Une nouvelle fois encore, la sélection est de qualité avec une programmation s’articulant autour de l’exposition des travaux de vingt-sept jeunes talents sélectionnés suite à un appel à candidatures européen qui a abouti à plus de 600 candidatures.
Jugés sur leurs qualités artistiques, la pertinence de leur travail et la vision personnelle qu’ils expriment par un jury de professionnels du monde de l’image, certains sont de véritables découvertes et présagent d’un bel avenir. Nous avons eu plusieurs coups de cœur que nous vous présentons à notre tour.
Dès l’entrée dans le Parc de Bagatelle, le ton est donné avec les premiers clichés exposés dans le jardin, l’humeur est sombre et le regard juste. Nous sommes accueillis par l’étonnant regard porté par la photographe franco-camerounaise Charlotte Yonga sur Oakland, ce quartier déshérité de l’agglomération de San Francisco qui a construit son identité sur l’industrie de la guerre et les flux migratoires de travailleurs noirs venus des états du Sud-Est.
Sa série Lower Bottom nous présentent des habitants saisis dans toute leur humanité sans fioritures ni complaisances. Chaque personne devient vraie devant son objectif sans qu’aucun jugement ne soit porté telle une Diane Arbus des temps modernes.

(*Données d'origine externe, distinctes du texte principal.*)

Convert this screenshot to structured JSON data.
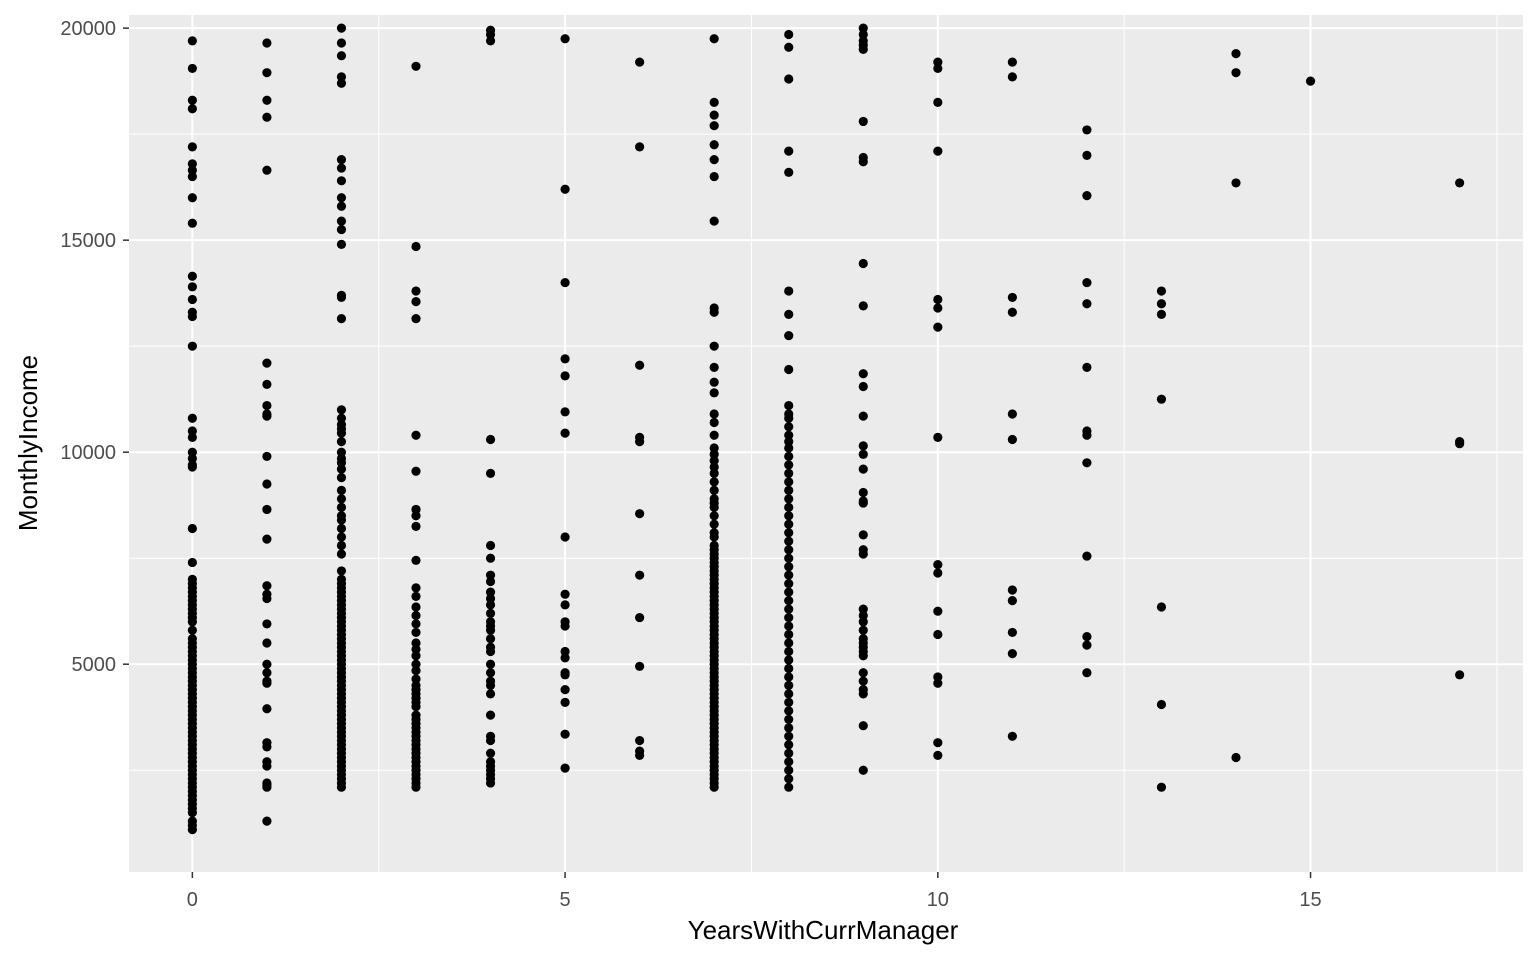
{
  "chart_data": {
    "type": "scatter",
    "title": "",
    "xlabel": "YearsWithCurrManager",
    "ylabel": "MonthlyIncome",
    "xlim": [
      -0.85,
      17.85
    ],
    "ylim": [
      100,
      20310
    ],
    "x_ticks": [
      0,
      5,
      10,
      15
    ],
    "x_tick_labels": [
      "0",
      "5",
      "10",
      "15"
    ],
    "x_minor_ticks": [
      2.5,
      7.5,
      12.5,
      17.5
    ],
    "y_ticks": [
      5000,
      10000,
      15000,
      20000
    ],
    "y_tick_labels": [
      "5000",
      "10000",
      "15000",
      "20000"
    ],
    "y_minor_ticks": [
      2500,
      7500,
      12500,
      17500
    ],
    "grid": true,
    "legend": "none",
    "colors": {
      "panel_bg": "#ebebeb",
      "grid": "#ffffff",
      "point": "#000000",
      "tick_text": "#4d4d4d"
    },
    "columns": [
      {
        "x": 0,
        "y": [
          19700,
          19050,
          18300,
          18100,
          17200,
          16800,
          16650,
          16500,
          16000,
          15400,
          14150,
          13900,
          13600,
          13300,
          13200,
          12500,
          10800,
          10500,
          10350,
          10000,
          9850,
          9700,
          9650,
          8200,
          7400,
          7000,
          6900,
          6800,
          6700,
          6600,
          6500,
          6400,
          6300,
          6200,
          6100,
          6000,
          5800,
          5600,
          5500,
          5400,
          5300,
          5200,
          5100,
          5000,
          4900,
          4800,
          4700,
          4600,
          4500,
          4400,
          4300,
          4200,
          4100,
          4000,
          3900,
          3800,
          3700,
          3600,
          3500,
          3400,
          3300,
          3200,
          3100,
          3000,
          2900,
          2800,
          2700,
          2600,
          2500,
          2400,
          2300,
          2200,
          2100,
          2000,
          1900,
          1800,
          1700,
          1600,
          1500,
          1300,
          1200,
          1100
        ]
      },
      {
        "x": 1,
        "y": [
          19650,
          18950,
          18300,
          17900,
          16650,
          12100,
          11600,
          11100,
          10900,
          10850,
          9900,
          9250,
          8650,
          7950,
          6850,
          6650,
          6550,
          5950,
          5500,
          5000,
          4800,
          4600,
          4550,
          3950,
          3150,
          3050,
          2700,
          2600,
          2200,
          2150,
          2100,
          1300
        ]
      },
      {
        "x": 2,
        "y": [
          20000,
          19650,
          19350,
          18850,
          18700,
          16900,
          16700,
          16400,
          16000,
          15800,
          15450,
          15250,
          14900,
          13700,
          13650,
          13150,
          11000,
          10800,
          10650,
          10550,
          10450,
          10250,
          10000,
          9850,
          9750,
          9600,
          9400,
          9100,
          8900,
          8700,
          8500,
          8400,
          8200,
          8000,
          7800,
          7600,
          7200,
          7000,
          6900,
          6800,
          6700,
          6600,
          6500,
          6400,
          6300,
          6200,
          6100,
          6000,
          5900,
          5800,
          5700,
          5600,
          5500,
          5400,
          5300,
          5200,
          5100,
          5000,
          4900,
          4800,
          4700,
          4600,
          4500,
          4400,
          4300,
          4200,
          4100,
          4000,
          3900,
          3800,
          3700,
          3600,
          3500,
          3400,
          3300,
          3200,
          3100,
          3000,
          2900,
          2800,
          2700,
          2600,
          2500,
          2400,
          2300,
          2200,
          2100
        ]
      },
      {
        "x": 3,
        "y": [
          19100,
          14850,
          13800,
          13550,
          13150,
          10400,
          9550,
          8650,
          8500,
          8250,
          7450,
          6800,
          6600,
          6350,
          6150,
          5950,
          5750,
          5500,
          5350,
          5200,
          5000,
          4850,
          4650,
          4500,
          4400,
          4300,
          4200,
          4100,
          4000,
          3800,
          3700,
          3600,
          3500,
          3400,
          3300,
          3200,
          3100,
          3000,
          2900,
          2800,
          2700,
          2600,
          2500,
          2400,
          2300,
          2200,
          2100
        ]
      },
      {
        "x": 4,
        "y": [
          19950,
          19850,
          19700,
          10300,
          9500,
          7800,
          7500,
          7100,
          6950,
          6700,
          6550,
          6400,
          6200,
          6000,
          5900,
          5800,
          5600,
          5400,
          5300,
          5000,
          4800,
          4600,
          4500,
          4300,
          3800,
          3300,
          3200,
          2900,
          2700,
          2600,
          2500,
          2400,
          2300,
          2200
        ]
      },
      {
        "x": 5,
        "y": [
          19750,
          16200,
          14000,
          12200,
          11800,
          10950,
          10450,
          8000,
          6650,
          6400,
          6000,
          5900,
          5300,
          5150,
          4800,
          4750,
          4400,
          4100,
          3350,
          2550
        ]
      },
      {
        "x": 6,
        "y": [
          19200,
          17200,
          12050,
          10350,
          10250,
          8550,
          7100,
          6100,
          4950,
          3200,
          2950,
          2850
        ]
      },
      {
        "x": 7,
        "y": [
          19750,
          18250,
          17950,
          17700,
          17250,
          16900,
          16500,
          15450,
          13400,
          13300,
          12500,
          12000,
          11650,
          11400,
          10900,
          10700,
          10400,
          10100,
          9950,
          9800,
          9650,
          9500,
          9300,
          9100,
          8900,
          8800,
          8700,
          8500,
          8300,
          8100,
          8000,
          7800,
          7700,
          7600,
          7500,
          7400,
          7300,
          7200,
          7100,
          7000,
          6900,
          6800,
          6700,
          6600,
          6500,
          6400,
          6300,
          6200,
          6100,
          6000,
          5900,
          5800,
          5700,
          5600,
          5500,
          5400,
          5300,
          5200,
          5100,
          5000,
          4900,
          4800,
          4700,
          4600,
          4500,
          4400,
          4300,
          4200,
          4100,
          4000,
          3900,
          3800,
          3700,
          3600,
          3500,
          3400,
          3300,
          3200,
          3100,
          3000,
          2900,
          2800,
          2700,
          2600,
          2500,
          2400,
          2300,
          2200,
          2100
        ]
      },
      {
        "x": 8,
        "y": [
          19850,
          19550,
          18800,
          17100,
          16600,
          13800,
          13250,
          12750,
          11950,
          11100,
          10900,
          10800,
          10600,
          10400,
          10250,
          10100,
          9900,
          9700,
          9500,
          9300,
          9100,
          8900,
          8700,
          8500,
          8300,
          8100,
          7900,
          7700,
          7500,
          7300,
          7100,
          6900,
          6700,
          6500,
          6300,
          6100,
          5900,
          5700,
          5500,
          5300,
          5100,
          4900,
          4700,
          4500,
          4300,
          4100,
          3900,
          3700,
          3500,
          3300,
          3100,
          2900,
          2700,
          2500,
          2300,
          2100
        ]
      },
      {
        "x": 9,
        "y": [
          20000,
          19850,
          19700,
          19600,
          19500,
          17800,
          16950,
          16850,
          14450,
          13450,
          11850,
          11550,
          10850,
          10150,
          9950,
          9600,
          9050,
          8850,
          8800,
          8050,
          7700,
          7600,
          6300,
          6150,
          6000,
          5800,
          5600,
          5500,
          5400,
          5300,
          5200,
          4800,
          4600,
          4400,
          4300,
          3550,
          2500
        ]
      },
      {
        "x": 10,
        "y": [
          19200,
          19050,
          18250,
          17100,
          13600,
          13400,
          12950,
          10350,
          7350,
          7150,
          6250,
          5700,
          4700,
          4550,
          3150,
          2850
        ]
      },
      {
        "x": 11,
        "y": [
          19200,
          18850,
          13650,
          13300,
          10900,
          10300,
          6750,
          6500,
          5750,
          5250,
          3300
        ]
      },
      {
        "x": 12,
        "y": [
          17600,
          17000,
          16050,
          14000,
          13500,
          12000,
          10500,
          10400,
          9750,
          7550,
          5650,
          5450,
          4800
        ]
      },
      {
        "x": 13,
        "y": [
          13800,
          13500,
          13250,
          11250,
          6350,
          4050,
          2100
        ]
      },
      {
        "x": 14,
        "y": [
          19400,
          18950,
          16350,
          2800
        ]
      },
      {
        "x": 15,
        "y": [
          18750
        ]
      },
      {
        "x": 17,
        "y": [
          16350,
          10250,
          10200,
          4750
        ]
      }
    ]
  }
}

Avant de pénétrer dans la Galerie Côté Seine et le Trianon où sont exposés les autres artistes, cette entrée en matière nous fascine et pose les bases d’un regard moderne et sans concession sur notre société.
Parmi les artistes sélectionnés par le jury, nous saluons le travail bouleversant de Vincent Catala, jeune photographe parisien et ancien journaliste pour L’Express et Le Nouvel Observateur. Il présente sa série Jane la nuit tombe, qui retrace l’histoire de sa recherche de Jane, prostituée de Rio rencontrée en 2008 sur une plage de Copabana et à laquelle il s’est attaché après avoir partagé son quotidien.
On suit ses mots comme on suit ses photos. A travers son regard porté sur ses bas-fonds, nous aussi partons à la recherche de Jane, à travers les nuits moites de Rio. Et lorsque nous croisons le regard de ces prostituées au détour des rues, c’est toute leur solitude et leur misère qui nous sautent aux yeux.
Isa Marcelli a démarré la photographie sur le tard. Dans sa série Parfum, elle explore l’intimité et la féminité dans une ambiance onirique et sensuelle. Expérimentant des techniques alternatives, l’utilisation du procédé du collodion humide sur plaque de verre semble suspendre hors du temps une féminité à fleur de peau.
James Parker, à travers sa série This family of mine, offre la scénographie la plus intéressante. Ce photographe britannique nous propose une reconstitution d’un bout d’appartement, plus précisément d’un pan de mur d’appartement sur lequel sont accrochés des cadres photo contenant des portraits de personnes qu’on devine faire partie de sa famille.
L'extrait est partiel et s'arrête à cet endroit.